Krooked Kings embrace the beautiful chaos of romance on “Ugly Love”


Krooked Kings, producer Frankie G was born in Russia, while the rapper Dave specifically calls Salt Lake City home, and the local odd couple Krooked Kings return with this grimy single from their new album, "Ugly Love." This is a track that raises the head and vomits some romance. The band, with its glistening indie-rock veneers and youthful navel-gazing, takes a bold leap forward here. Its heart is in radical honesty rather than neat conclusions.

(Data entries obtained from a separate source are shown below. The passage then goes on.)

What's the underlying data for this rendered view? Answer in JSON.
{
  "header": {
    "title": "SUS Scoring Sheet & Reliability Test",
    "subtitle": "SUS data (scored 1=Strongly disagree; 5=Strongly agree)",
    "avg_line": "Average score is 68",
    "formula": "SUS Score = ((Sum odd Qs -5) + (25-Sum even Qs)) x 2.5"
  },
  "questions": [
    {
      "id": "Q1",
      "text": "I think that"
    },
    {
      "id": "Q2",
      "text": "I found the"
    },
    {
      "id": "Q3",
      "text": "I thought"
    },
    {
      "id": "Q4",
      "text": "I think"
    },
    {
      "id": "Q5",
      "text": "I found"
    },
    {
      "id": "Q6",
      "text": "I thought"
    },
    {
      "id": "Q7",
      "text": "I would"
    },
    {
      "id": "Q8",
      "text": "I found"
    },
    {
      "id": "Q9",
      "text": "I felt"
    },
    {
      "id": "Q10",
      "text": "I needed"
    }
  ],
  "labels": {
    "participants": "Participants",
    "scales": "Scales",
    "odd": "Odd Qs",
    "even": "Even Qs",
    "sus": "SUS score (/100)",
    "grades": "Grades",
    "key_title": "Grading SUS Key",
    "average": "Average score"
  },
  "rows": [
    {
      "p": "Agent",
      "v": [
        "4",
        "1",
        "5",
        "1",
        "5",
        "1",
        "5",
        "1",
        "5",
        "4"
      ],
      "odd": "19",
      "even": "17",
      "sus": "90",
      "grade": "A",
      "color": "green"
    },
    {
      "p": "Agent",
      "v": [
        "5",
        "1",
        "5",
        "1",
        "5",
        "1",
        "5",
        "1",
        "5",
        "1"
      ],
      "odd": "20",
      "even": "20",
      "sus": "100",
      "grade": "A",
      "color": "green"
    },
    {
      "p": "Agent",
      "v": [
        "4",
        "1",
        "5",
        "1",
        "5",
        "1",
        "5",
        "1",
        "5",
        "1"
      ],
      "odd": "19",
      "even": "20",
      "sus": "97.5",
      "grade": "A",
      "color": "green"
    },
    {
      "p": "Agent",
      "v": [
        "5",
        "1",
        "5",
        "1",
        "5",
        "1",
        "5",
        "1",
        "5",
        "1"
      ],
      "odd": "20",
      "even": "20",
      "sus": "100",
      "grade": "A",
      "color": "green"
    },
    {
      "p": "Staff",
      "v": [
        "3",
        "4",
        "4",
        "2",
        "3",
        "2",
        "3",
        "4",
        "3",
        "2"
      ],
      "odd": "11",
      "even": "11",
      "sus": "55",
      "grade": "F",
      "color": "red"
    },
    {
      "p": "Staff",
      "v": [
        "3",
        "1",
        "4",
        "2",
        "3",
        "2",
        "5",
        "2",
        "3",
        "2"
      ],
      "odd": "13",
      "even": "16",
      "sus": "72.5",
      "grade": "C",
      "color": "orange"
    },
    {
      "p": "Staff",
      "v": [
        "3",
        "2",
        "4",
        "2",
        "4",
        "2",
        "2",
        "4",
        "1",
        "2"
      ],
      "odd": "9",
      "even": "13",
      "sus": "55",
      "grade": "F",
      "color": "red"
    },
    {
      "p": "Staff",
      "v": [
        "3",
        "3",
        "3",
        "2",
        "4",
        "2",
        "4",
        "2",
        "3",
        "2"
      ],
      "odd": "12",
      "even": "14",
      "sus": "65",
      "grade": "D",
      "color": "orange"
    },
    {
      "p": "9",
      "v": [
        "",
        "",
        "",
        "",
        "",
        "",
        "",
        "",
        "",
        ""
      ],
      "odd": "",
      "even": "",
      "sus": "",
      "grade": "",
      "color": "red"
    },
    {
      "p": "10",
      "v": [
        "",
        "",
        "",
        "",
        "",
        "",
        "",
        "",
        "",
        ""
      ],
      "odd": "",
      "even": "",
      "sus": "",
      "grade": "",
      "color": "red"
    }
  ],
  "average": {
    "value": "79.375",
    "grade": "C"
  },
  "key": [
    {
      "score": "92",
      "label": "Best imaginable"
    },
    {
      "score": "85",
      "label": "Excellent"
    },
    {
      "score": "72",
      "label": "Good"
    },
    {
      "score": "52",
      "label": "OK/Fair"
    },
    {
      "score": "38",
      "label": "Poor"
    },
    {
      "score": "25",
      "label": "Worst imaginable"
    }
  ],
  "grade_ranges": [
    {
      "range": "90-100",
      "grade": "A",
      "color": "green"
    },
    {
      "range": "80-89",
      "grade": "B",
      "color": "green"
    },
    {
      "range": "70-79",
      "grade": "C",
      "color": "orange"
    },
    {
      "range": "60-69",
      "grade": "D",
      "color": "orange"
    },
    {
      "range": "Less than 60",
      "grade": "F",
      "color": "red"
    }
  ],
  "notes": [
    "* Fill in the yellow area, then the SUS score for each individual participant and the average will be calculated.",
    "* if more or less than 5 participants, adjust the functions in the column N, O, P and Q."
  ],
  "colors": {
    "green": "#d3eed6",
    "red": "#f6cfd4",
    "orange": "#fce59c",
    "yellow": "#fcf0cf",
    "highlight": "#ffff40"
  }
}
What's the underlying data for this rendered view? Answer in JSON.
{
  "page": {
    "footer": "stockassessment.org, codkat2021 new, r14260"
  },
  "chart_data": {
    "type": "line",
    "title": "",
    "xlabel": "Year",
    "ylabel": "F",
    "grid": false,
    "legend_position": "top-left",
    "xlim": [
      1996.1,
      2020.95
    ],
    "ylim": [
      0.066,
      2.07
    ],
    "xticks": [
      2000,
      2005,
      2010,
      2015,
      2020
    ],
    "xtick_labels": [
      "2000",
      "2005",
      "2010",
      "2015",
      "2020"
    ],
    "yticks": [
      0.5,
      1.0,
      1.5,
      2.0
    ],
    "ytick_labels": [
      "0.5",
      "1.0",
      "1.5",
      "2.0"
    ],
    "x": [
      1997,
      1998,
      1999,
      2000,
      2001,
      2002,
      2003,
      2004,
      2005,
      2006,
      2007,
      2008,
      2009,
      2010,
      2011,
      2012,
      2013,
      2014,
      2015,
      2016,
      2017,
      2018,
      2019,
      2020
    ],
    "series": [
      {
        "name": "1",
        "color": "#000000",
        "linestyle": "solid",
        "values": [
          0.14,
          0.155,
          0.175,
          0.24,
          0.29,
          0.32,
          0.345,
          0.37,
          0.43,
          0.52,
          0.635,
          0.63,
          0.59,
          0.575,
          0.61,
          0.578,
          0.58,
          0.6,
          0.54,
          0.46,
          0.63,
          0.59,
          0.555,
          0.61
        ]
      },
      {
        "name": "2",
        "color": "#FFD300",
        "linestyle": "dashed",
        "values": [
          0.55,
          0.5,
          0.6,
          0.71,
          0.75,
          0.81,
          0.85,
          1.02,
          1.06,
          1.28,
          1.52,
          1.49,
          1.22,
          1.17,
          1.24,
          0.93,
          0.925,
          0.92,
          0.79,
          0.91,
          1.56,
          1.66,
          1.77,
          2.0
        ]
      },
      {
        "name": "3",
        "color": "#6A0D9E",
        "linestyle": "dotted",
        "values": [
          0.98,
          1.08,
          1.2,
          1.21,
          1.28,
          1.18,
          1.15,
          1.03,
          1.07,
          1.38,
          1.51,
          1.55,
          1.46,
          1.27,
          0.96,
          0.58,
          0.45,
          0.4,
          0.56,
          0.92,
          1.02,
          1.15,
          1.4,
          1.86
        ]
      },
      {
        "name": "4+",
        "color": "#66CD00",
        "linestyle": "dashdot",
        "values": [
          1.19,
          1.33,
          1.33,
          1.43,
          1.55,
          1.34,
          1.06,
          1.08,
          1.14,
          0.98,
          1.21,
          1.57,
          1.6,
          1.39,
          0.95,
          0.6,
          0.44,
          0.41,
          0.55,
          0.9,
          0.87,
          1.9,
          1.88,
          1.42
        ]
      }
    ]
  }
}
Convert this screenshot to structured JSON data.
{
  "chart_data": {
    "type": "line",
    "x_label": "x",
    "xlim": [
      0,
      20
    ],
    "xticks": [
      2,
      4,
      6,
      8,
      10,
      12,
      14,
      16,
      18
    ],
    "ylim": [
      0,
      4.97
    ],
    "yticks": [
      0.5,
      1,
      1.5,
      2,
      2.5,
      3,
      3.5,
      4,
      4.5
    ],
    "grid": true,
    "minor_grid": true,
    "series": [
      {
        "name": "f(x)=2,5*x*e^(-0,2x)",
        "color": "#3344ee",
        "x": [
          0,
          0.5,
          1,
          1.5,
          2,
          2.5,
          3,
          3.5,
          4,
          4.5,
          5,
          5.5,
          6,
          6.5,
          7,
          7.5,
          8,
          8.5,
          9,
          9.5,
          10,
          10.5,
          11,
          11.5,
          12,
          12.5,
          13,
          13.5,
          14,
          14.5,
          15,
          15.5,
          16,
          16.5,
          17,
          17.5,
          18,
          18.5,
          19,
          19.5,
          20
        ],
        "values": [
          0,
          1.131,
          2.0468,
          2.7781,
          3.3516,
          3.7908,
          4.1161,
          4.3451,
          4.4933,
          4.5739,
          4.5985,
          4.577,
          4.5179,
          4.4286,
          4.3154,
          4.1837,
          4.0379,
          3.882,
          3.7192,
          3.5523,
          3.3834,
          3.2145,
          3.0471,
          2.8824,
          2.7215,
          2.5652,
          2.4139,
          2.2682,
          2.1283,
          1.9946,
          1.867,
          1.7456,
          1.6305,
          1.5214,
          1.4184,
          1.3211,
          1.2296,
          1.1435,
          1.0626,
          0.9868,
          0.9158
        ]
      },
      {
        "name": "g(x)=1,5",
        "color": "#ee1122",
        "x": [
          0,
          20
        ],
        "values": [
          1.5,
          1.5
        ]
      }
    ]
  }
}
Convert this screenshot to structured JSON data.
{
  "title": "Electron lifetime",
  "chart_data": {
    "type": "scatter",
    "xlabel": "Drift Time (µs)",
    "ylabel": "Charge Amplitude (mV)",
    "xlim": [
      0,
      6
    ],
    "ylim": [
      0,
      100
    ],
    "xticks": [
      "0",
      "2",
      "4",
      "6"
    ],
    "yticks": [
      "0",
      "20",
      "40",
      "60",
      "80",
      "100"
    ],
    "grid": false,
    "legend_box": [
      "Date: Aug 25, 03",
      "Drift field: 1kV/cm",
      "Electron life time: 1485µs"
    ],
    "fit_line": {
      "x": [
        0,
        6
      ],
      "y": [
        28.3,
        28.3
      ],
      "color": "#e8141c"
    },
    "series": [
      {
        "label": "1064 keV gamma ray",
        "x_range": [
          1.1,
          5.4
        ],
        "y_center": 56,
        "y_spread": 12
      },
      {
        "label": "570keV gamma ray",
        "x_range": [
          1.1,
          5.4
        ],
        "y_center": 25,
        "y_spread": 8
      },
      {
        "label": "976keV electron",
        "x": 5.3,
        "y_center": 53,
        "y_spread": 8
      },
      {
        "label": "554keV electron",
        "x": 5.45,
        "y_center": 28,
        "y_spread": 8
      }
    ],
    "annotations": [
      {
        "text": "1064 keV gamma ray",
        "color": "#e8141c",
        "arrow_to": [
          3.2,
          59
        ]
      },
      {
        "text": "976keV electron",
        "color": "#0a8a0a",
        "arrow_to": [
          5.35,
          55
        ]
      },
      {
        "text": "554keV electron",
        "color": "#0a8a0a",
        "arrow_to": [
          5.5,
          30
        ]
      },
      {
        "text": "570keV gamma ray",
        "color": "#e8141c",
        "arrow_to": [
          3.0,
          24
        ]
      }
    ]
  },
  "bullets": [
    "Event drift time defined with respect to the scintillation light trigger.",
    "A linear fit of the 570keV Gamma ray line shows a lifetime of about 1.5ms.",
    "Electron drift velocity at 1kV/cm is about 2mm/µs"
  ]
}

The band, Oli Martin,  Paul Colgan, David Macey, Matt Monosson, and added drummer Quinn Casper, have gained a reputation for writing songs that are at once intimate and wide. On "Ugly Love," that duality is compounded. There’s a certain unsteadiness as their voices wobble around each other, it’s raw in the best way, and an invitation to thoughts of relationships at their most uncomfortable, misunderstandings, stubborn pride, late-night rumination, and how they might also be tender and beautiful in their ugly ways.


Instead of treating love as a perfect endgame that feels like a movie, "Ugly Love" depicts it as gritty and flawed. There is spirit in the guitars, urgency in the rhythm section, and a vocal from Oli Martin that sounds lived-in and unfiltered. The production lends the track its emotional weight while ensuring it does not slather on too much shine. All the notes are there on purpose, but refreshingly human.


And what makes "Ugly Love" really sing is its relatability. It depicts the common push-pull, longing for connection in the face of openness. Instead, the band opts to eschew sheen for sincerity, letting listeners sit in the discomfort rather than running away.


On "Ugly Love," Krooked Kings show that growth isn’t always shiny. It’s messes like this that are thorny, noisy, and gloriously unresolved, and that’s exactly why it counts.